TV Rewind: Star Trek: Enterprise’s Origin Story Walked So Strange New Worlds Could Run
(Photo: CBS/Viacom)
Almost sixty years on, the Star Trek franchise is once again having itself a bit of a moment. Though the franchise restarters Discovery and Picard have wrapped, spinoff Strange New Worlds is still rollicking along in its third season (with two more on the way before its five-year mission concludes). And a new series set at Starfleet Academy is currently in production, slated for premiere in 2026. But as we celebrate this embarrassment of Trek riches, we should take a look back at the series that wrapped the franchise’s TV run in the early-to-mid 2000s: Enterprise.
A prequel that followed the original USS Enterprise on its first exploratory mission into deep space, the series landed at a precarious time in the franchise’s history.

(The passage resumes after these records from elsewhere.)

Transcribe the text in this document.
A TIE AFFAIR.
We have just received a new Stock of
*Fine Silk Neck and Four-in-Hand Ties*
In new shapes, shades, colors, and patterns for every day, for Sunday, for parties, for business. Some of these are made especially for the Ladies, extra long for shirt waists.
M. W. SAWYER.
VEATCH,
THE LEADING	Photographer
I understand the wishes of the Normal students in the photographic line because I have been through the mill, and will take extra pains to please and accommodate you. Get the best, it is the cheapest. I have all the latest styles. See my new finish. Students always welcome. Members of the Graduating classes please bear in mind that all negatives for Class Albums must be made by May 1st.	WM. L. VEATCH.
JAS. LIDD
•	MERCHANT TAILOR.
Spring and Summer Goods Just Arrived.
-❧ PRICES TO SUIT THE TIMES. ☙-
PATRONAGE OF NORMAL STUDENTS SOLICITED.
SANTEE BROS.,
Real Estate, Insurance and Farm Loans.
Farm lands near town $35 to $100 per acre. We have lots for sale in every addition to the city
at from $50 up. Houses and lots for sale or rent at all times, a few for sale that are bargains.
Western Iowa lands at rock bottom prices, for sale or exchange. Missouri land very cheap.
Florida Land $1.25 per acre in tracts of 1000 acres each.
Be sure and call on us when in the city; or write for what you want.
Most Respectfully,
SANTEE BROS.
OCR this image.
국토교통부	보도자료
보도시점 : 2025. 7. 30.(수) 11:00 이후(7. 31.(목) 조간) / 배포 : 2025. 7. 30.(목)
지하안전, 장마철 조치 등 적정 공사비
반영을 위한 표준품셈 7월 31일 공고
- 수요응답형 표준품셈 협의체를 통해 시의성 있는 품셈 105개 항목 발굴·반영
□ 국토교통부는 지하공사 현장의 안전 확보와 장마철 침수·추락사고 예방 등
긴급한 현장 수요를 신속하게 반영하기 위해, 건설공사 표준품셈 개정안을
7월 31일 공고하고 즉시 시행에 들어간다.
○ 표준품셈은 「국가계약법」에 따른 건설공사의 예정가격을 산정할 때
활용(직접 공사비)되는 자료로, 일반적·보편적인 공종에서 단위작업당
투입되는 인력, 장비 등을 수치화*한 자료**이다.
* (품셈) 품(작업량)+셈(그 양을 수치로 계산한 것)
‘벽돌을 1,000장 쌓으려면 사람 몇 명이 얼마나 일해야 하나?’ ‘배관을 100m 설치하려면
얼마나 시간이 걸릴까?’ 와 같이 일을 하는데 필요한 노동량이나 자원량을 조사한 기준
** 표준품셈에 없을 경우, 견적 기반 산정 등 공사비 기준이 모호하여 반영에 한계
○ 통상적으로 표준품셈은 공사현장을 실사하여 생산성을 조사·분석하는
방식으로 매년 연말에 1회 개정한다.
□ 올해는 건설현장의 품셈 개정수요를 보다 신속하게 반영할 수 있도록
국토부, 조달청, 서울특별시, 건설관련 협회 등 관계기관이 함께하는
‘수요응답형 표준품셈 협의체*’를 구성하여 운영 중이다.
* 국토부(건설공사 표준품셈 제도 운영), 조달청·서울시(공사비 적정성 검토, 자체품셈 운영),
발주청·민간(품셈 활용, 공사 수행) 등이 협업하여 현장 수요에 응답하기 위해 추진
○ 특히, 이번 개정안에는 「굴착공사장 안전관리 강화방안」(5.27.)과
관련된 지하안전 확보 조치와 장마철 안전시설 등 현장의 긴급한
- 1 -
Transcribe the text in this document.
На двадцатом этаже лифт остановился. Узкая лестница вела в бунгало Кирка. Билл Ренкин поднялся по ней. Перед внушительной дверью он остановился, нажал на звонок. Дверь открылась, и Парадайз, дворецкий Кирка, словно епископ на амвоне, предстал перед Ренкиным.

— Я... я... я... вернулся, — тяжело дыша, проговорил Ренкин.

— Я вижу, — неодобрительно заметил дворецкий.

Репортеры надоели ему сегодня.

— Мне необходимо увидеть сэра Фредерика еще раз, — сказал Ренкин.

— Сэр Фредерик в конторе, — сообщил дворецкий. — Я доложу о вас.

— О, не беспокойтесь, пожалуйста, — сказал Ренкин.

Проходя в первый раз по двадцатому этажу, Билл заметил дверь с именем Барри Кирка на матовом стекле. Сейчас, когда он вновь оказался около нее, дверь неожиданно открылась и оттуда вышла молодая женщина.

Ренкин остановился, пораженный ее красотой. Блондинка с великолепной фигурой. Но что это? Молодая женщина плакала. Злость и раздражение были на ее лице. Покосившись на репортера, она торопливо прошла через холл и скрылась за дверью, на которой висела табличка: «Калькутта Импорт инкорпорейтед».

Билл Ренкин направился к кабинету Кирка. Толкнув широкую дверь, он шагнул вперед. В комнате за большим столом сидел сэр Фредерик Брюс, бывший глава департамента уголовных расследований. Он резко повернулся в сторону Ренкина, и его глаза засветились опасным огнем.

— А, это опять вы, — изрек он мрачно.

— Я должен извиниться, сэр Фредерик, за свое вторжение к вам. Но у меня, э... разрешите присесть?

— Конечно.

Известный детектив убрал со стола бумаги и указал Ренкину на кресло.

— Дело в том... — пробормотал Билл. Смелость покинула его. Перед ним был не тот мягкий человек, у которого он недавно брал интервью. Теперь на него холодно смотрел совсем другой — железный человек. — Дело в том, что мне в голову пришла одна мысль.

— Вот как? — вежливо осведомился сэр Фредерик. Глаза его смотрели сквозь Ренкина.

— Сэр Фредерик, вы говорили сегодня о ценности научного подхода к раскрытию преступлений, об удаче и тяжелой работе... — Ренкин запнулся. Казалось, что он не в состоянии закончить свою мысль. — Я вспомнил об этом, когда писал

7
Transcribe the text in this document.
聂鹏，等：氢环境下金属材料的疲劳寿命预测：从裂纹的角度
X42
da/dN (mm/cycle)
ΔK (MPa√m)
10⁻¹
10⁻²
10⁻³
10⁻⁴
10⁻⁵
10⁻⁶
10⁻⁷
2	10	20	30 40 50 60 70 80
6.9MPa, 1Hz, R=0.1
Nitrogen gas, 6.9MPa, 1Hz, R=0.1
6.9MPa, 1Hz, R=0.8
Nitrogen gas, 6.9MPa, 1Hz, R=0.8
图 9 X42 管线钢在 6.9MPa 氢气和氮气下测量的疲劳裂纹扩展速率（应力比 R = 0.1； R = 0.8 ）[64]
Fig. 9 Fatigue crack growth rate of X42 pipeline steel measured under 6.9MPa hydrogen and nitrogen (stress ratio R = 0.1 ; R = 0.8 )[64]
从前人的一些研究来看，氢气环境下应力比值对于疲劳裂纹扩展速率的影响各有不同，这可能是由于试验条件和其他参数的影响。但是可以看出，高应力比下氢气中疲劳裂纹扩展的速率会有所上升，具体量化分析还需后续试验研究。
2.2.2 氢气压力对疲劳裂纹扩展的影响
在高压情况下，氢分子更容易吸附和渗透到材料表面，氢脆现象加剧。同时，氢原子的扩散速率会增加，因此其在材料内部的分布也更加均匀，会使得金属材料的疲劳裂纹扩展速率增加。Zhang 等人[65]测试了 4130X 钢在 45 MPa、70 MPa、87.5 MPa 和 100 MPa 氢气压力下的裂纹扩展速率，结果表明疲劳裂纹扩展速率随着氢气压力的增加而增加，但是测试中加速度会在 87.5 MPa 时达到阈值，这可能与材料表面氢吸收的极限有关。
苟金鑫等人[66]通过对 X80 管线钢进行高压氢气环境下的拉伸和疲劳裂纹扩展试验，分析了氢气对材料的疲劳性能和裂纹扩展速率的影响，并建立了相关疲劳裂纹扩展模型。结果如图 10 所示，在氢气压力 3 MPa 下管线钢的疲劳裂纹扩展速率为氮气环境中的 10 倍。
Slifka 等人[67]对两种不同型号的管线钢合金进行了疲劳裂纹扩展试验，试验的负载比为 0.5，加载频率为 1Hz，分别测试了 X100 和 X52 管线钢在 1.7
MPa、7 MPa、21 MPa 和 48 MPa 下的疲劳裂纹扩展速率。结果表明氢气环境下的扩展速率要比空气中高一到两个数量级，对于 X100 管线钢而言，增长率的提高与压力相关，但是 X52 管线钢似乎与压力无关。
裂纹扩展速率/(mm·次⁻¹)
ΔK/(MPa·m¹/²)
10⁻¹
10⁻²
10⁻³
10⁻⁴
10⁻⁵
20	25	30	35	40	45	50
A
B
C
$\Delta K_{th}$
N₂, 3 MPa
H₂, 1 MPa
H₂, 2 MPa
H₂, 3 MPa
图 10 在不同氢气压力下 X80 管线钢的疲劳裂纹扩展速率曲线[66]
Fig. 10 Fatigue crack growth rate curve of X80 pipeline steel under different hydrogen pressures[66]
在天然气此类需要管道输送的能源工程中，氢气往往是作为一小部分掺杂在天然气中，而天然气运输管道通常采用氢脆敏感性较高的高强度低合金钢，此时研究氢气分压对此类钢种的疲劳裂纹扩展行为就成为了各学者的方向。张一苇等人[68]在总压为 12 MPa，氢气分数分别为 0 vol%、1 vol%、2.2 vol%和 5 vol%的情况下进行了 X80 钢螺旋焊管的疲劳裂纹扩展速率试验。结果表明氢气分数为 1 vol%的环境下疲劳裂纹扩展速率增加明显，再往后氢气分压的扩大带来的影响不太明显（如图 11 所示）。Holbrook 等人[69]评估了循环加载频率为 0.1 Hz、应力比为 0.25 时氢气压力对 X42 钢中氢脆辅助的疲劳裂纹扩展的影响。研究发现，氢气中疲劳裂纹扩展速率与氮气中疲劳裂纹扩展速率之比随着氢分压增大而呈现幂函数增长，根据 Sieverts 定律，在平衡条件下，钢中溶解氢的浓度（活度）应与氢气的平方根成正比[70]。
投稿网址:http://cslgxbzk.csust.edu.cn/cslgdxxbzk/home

It came at the end of a two-decade-long run of Star Trek shows that spanned classic series like The Next Generation, Deep Space Nine, and Voyager. Enterprise looked to reorient the franchise after the long run of increasingly dense its various series had been telling in shows like Deep Space Nine and Voyager. (Which were great, but hard for new fans to break into.)
Where those shows primarily focused on internal lore and world-building, Enterprise was a soft reboot of sorts, taking the Trek franchise back to its origins (literally) by following humanity’s first baby steps out into the stars. The series was a big swing for the now-defunct UPN, and would run for four seasons from 2001 to 2005, staving off cancellation a couple of times before the network finally pulled the plug.
Enterprise starred Quantum Leap fan favorite Scott Bakula as Captain Jonathan Archer, Jolene Blalock as Vulcan science officer T’Pol, and Connor Trinneer asthe ship’s engineer “Trip” Tucker, alongside an expansive supporting cast of the ship’s main crew. Though Bakula will likely best be remembered for his seminal stint as Sam Beckett, his turn as Archer is also a career-defining role. He brings a likable humanity that you can’t help but root for in his leadership style when faced with the greatest of odds, and even when the show goes through some creative retooling, his performance helps keep it grounded.
Most of the crew was human, and the series was able to tackle the earlier versions of themes we only got to explore several steps down the evolutionary line on The Next Generation and its sequels. This was a version of Star Trek we could see ourselves in, because their present wasn’t all that far away from our own. This was the story of humanity still trying to figure out how to create the better, more aspirational perspective that has come to define the franchise.
The series hit at a sweet spot that Paramount would eventually revisit to great success with Strange New Worlds, telling a story in a world not wildly removed from our own. There’s just something about those early days of the Star Trek franchise. Enterprise made some very particular (and possibly peculiar) decisions along the way, like featuring a—very controversial among fans—theme song with lyrics, showing the crew wearing more casual “off duty” clothes like baseball caps, and Archer bringing his pet dog Porthos along for the journey. It was a version of humanity still trying to prove itself to the wider universe, with every new episode taking Archer and his crew a little further out than humanity had ever been before.